Sementara dari kelompok barang besi, baja, dan turunannya, berdasarkan South East Asia Iron & Steel Institute (SEAISI) yang diolah Krakatau Steel, impor baja pada 2018 berkisar 7,7 juta ton. Jumlah tersebut mencakup 55 persen dari konsumsi baja nasional pada 2018 sebesar 14,2 juta ton.
Jumlah tersebut meningkat dibandingkan 2017 dengan impor sebanyak 7,1 juta ton atau 52 persen dari konsumsi 13,6 juta ton. Adapun, pada 2016 impor baja sebanyak 6,9 juta ton atau 54 persen dari konsumsi 12,7 juta ton.
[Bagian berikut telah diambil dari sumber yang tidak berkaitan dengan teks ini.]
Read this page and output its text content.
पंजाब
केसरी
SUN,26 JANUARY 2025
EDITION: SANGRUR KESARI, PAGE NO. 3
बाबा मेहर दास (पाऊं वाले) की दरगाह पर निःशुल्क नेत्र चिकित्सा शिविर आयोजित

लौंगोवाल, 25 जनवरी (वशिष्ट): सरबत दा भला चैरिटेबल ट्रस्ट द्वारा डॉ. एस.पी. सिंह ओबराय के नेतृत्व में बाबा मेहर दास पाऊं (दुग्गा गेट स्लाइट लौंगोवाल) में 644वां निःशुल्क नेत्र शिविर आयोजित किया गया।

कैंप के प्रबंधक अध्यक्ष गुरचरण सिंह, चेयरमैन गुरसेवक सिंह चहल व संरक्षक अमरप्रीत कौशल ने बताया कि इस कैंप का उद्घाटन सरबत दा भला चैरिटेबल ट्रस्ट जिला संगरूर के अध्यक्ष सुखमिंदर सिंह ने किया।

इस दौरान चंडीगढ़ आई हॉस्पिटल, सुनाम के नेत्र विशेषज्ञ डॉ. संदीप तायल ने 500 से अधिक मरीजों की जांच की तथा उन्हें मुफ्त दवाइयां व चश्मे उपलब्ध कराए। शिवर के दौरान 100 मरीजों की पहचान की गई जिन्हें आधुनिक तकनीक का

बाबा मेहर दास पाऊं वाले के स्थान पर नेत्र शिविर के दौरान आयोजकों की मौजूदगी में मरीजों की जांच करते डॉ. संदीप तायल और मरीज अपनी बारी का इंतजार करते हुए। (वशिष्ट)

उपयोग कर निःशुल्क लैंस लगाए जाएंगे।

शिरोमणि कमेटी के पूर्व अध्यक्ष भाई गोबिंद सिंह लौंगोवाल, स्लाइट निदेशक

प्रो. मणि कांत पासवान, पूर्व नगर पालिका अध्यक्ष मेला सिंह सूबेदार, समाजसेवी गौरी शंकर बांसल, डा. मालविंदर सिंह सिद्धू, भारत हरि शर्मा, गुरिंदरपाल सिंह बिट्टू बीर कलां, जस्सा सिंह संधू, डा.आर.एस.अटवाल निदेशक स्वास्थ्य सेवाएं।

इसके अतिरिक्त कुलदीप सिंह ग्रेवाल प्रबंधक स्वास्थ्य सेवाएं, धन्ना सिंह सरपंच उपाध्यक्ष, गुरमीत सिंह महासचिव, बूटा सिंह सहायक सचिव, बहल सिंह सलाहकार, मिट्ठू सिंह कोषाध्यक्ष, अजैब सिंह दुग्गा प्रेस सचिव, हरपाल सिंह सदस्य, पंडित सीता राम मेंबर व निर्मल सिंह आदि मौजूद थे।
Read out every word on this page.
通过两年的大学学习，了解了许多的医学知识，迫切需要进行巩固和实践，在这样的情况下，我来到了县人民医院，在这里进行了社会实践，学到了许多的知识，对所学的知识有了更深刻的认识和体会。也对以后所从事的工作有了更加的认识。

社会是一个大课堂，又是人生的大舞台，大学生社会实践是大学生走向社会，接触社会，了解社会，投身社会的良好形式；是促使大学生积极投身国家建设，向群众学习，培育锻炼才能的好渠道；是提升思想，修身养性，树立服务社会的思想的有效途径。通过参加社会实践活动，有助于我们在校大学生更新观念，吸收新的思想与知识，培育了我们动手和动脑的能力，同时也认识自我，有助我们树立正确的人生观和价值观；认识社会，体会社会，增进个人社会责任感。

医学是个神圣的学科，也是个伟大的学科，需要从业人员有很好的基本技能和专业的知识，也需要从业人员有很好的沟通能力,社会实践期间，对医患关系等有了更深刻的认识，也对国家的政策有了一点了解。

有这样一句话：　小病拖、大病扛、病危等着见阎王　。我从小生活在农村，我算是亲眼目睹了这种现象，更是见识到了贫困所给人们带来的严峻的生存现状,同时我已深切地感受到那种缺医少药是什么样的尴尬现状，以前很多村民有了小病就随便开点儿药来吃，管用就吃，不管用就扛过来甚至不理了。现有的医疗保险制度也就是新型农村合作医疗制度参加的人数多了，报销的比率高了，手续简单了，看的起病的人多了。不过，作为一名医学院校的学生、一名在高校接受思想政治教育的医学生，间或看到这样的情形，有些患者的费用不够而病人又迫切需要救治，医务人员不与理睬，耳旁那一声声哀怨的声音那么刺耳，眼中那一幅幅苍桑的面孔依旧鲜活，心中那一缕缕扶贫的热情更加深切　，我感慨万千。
Akibat adanya peningkatan tersebut, pemerintah pun berupaya mengendalikannya dengan Peraturan Menteri Perdagangan Nomor 110 Tahun 2018 tentang Ketentuan Impor Besi atau Baja, Baja Paduan, dan Produk Turunannya sejak 20 Januari 2019.
Direktur Eksekutif Asosiasi Baja Nasional (IISIA) Yerry Idroes mengatakan pihaknya pun telah mengimbau seluruh anggotanya untuk mendukung penerapan regulasi tersebut. Himbauan disampaikan dalam surat edaran sebagai tindak lanjut pembahasan impor baja antara Menteri Perindustrian dengan hampir 400 perusahaan baja.
"Edaran itu dibuat atas data masa lalu, supaya masa depan tidak terjadi lagi [peningkatan impor baja]. Sesuai pembahasan dengan menteri pada awal Januari, disampaikan permohonan untuk menggunakan baja yang sudah diproduksi di dalam negeri," ujar Yerry pada 5 Februari 2019.
Sementara untuk kelompok barang petrokimia, keluhan disampaikan langsung oleh Presiden Joko Widodo alias Jokowi pada 12 Maret 2019 dalam Rapat Koordinasi Nasional Investasi Tahun 2019 yang juga diadakan di ICE BSD, Banten. Saat itu, Jokowi meminta semua pihak mempercepat pelayanan perizinan untuk investasi yang mengarah pada sektor hilir atau pengolahan dan industri petrokimia.
"Kalau sudah investasi sektor hilir dan petrokimia sudah dengan tutup mata berikan saja," katanya. Khusus untuk investasi petrokimia, Jokowi menyebutkan impor produk petrokimia saat ini sangat besar sehingga kontribusinya kepada defisit neraca transaksi berjalan juga besar.